Genesis Tramaine and Brooklyn are inseparable. She still maintains a studio at her grandmother’s apartment in the borough’s Bed-Stuy neighborhood, where she grew up. And her first major attention came from a show held nearby in 2018, at Richard Beavers Gallery, where she staged “God Is Trans,” in which her sanctified subjects defy gender boundaries. It was in that show that Tramaine started to form her own universe composed of saints and Biblical prophets rendered in gestural scrawls reminiscent of 1980s Neo-Expressionist painting.
In an interview with ARTnews, Tramaine attributed her becoming a “devotional” artist to two “giants” at home—her mother and grandmother—and attending a Black church on Gates Avenue. This spiritual sensibility is evident in her latest show, a solo outing at Almine Rech gallery in New York. On view through April 23, it features 12 large-scale portraits of Christian figures.

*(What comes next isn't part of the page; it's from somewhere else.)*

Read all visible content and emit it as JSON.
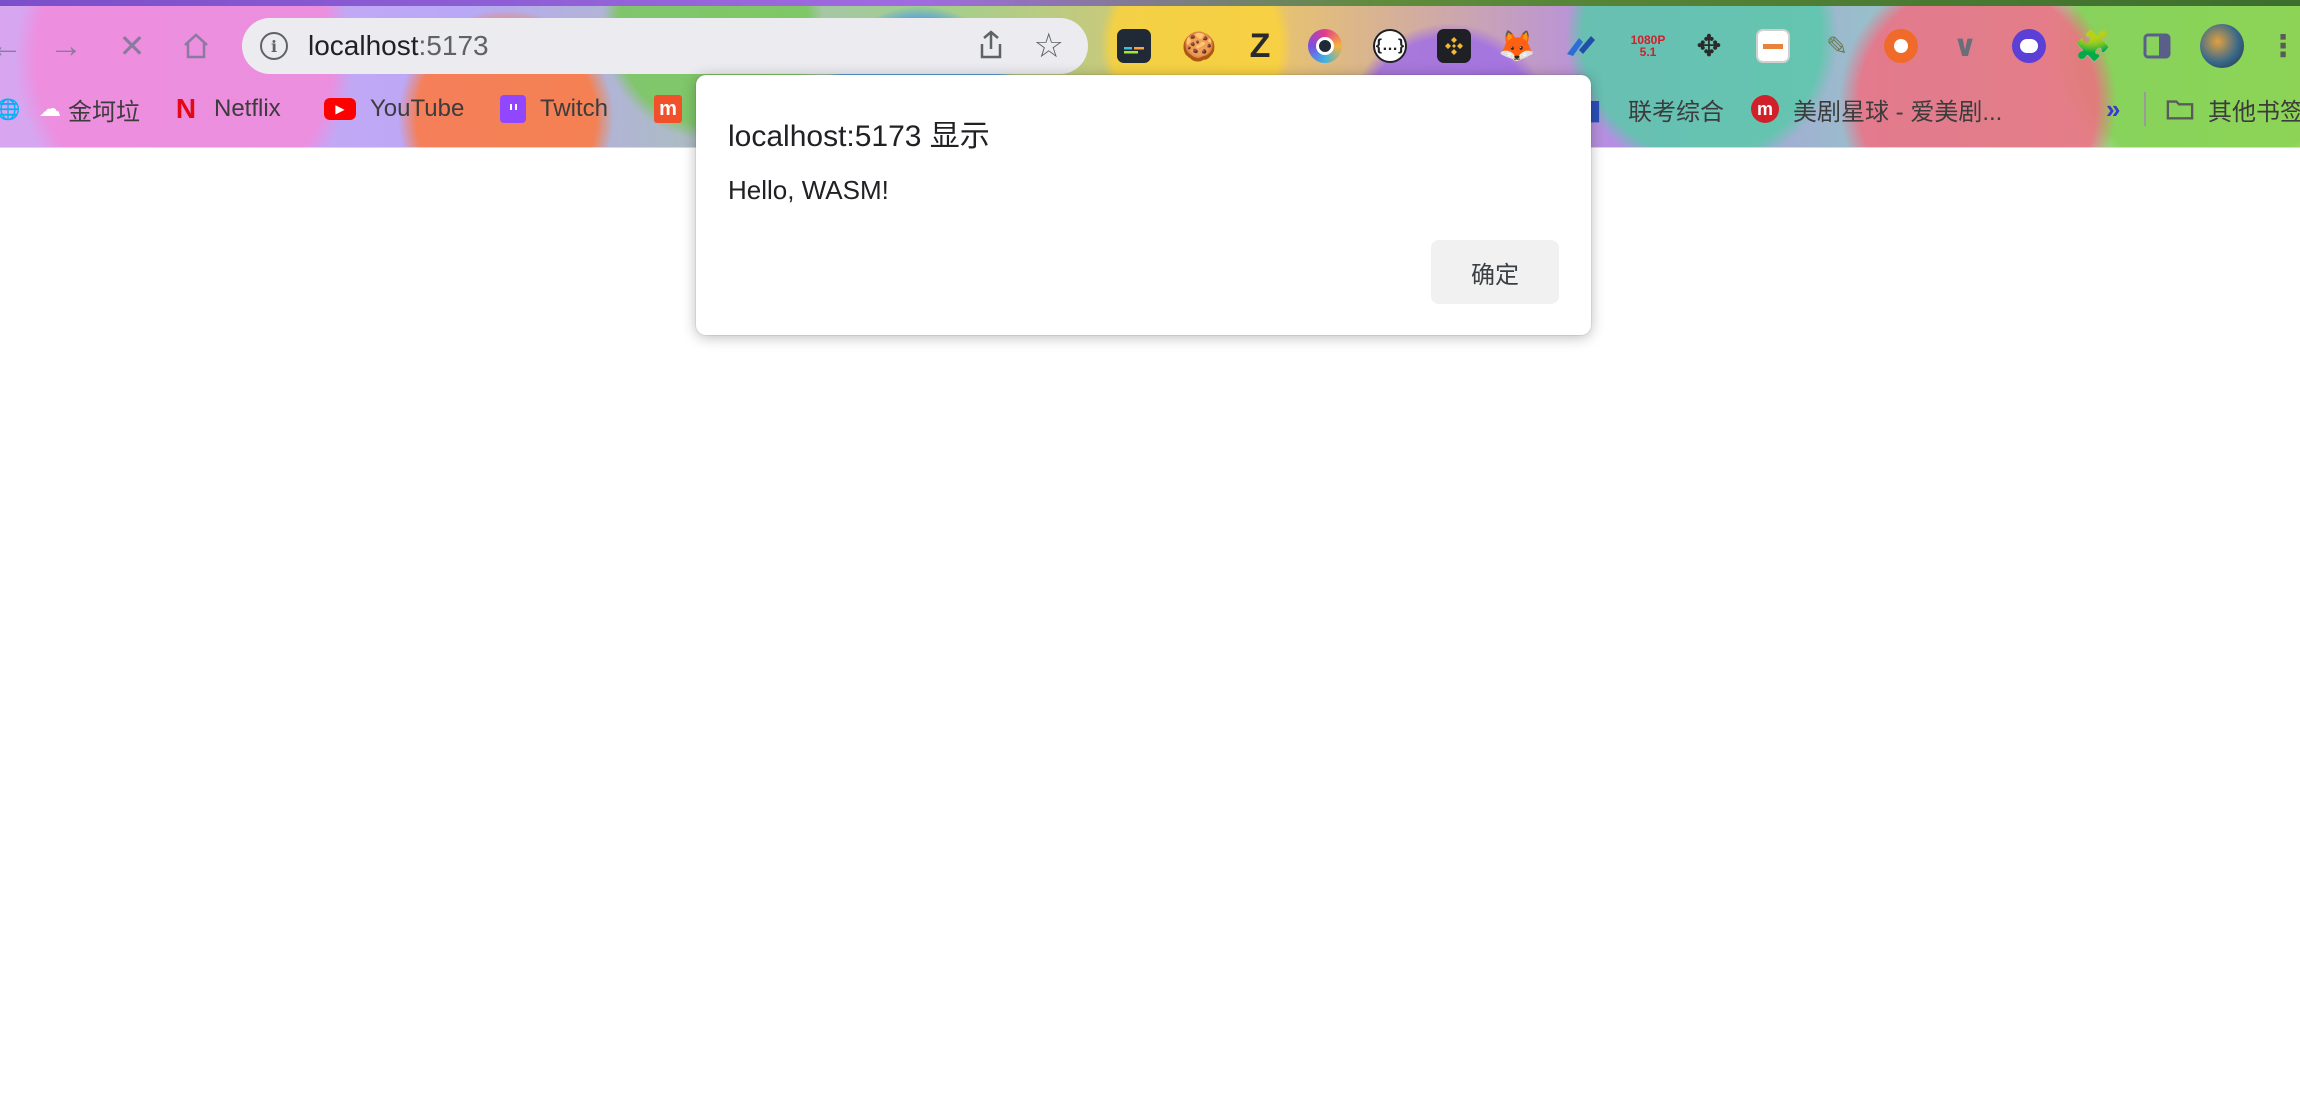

Tramaine created these paintings after scouring the Bible. In Feast of the Holy Spouses (2022), a stand-in for Mary dons a blue veil and has six sets of eyes. There is religious significance to all this — according to Christian theology, high-ranking angels are sometimes portrayed with their bodies covered in eyes; some have said it represents God seeing all things. For Tramaine, the eyes also implicate the viewer, encouraging you to lock your gaze with the figures she paints.
“In painting, I think that we often try to capture the attention of those who are staring at us,” she said. “I also want to capture the story behind those eyes. I want to include the entire narrative in the gospel.”
Tramaine’s figures’ faces sometimes appear as monsters. Twisted features emerge on Black figures posed like school portraits, while others are simply nebulous, taking shape across delicate inner anatomies. In Feast of the Annunciation Tramaine renders another version of a biblical couple whose heads are obscured with broad markings. A haloed and blonde-haired figure appears to Mary’s face—a reference to archangel Gabriel’s first appearance to her.
Tramaine’s own narrative is rooted in her family and her spiritual practice. She speaks with an ease about making these paintings, as if it is all seamless. She’s guided by a self-assuredness she says comes from growing up seeking affirmation from two colossal Black mother figures.
“Much of what I still do are things that I was taught very young,” she said, though she now has carved out her own methods in seeking God. “It’s not always the silent whisper on my knees. I’ve grown differently and asked different questions of God than I know that my grandmother did.”
She begins a painting by “asking God to be present.” Whereas most painters plot out their works in advance, in many cases, painstakingly, Tramaine lets visions guide her. She doesn’t agonize over minute details, and she does not get in her own way by planning every inch of the canvas.
“It’s not important to see the end,” Tramaine said. “If I put too much in front of the enjoyment of devotion, I feel like I’ve missed it. I don’t allow any pressures into that space. It’s just important to maintain those sanctuaries.
“Some people might see it as, you know, like cockiness,” she continued. “No, I just really expect to win here.”
Tramaine is letting the gospel speak through her
More recently, Tramaine has become increasingly preoccupied with “blood memories” — a concept invoked by the choreographer Alvin Ailey in his 1960 opus Revelations. The term refers to ancestral ties that live on in the body. It’s an idea she cites, along with Ailey’s work dealing with his own Christian upbringing, as a forerunner in these works.
When speaking with ARTnews, Tramaine considered how flashbacks that came to her in dreams or prayers — birds flying, fish swimming, Lawry’s salt her grandmother used — may have informed her paintings.
“If we have blood memories,” Tramaine said, “then certainly we can have a way of communicating with our future.”
The paintings in the Almine Rech show are vehicles allowing the gospel to speak through her. They each draw on episodes she’s studied, from the Book of Genesis to the Gospels of Luke and Matthew, from mining connections between Biblical family members, to the fifth day of earth’s creation, to comparisons about salt and light to the human body.
Objects with spiritual value have aided in the process. Household salt and rainwater collected in trash barrels at the home Tramaine just bought with her partner were enlisted in the creation of these paintings. The materials add to her spiritual quest.
“The impulse is to please God, the impulse is to answer the call,” she remarked.
Her images are anything but shrines. Tramaine has long resisted Eurocentric renderings of Biblical idols present in Old Masters paintings and the religious kitsch that decorates Baptist households. She said she aims to “dismantle false images” that have left Black and queer people like her “out of the story.”
“I don’t think that the gospel has a specific color,” she explained. “I’d rather use color to express devotion in that space, rather than painting a race over a portrait. God is bigger than white Jesus. We all deserve access to God.”
Tramaine believes she’s building a “future language,” one that sees the Trinity in abstract forms and pigmentations that have yet to be fully reckoned with in faith-based spaces. Despite her ascent through the secular ranks of the art world, the artist remains fixated on making works for audiences on the margins of it.
“I want them to pray to a God of their understanding,” she said.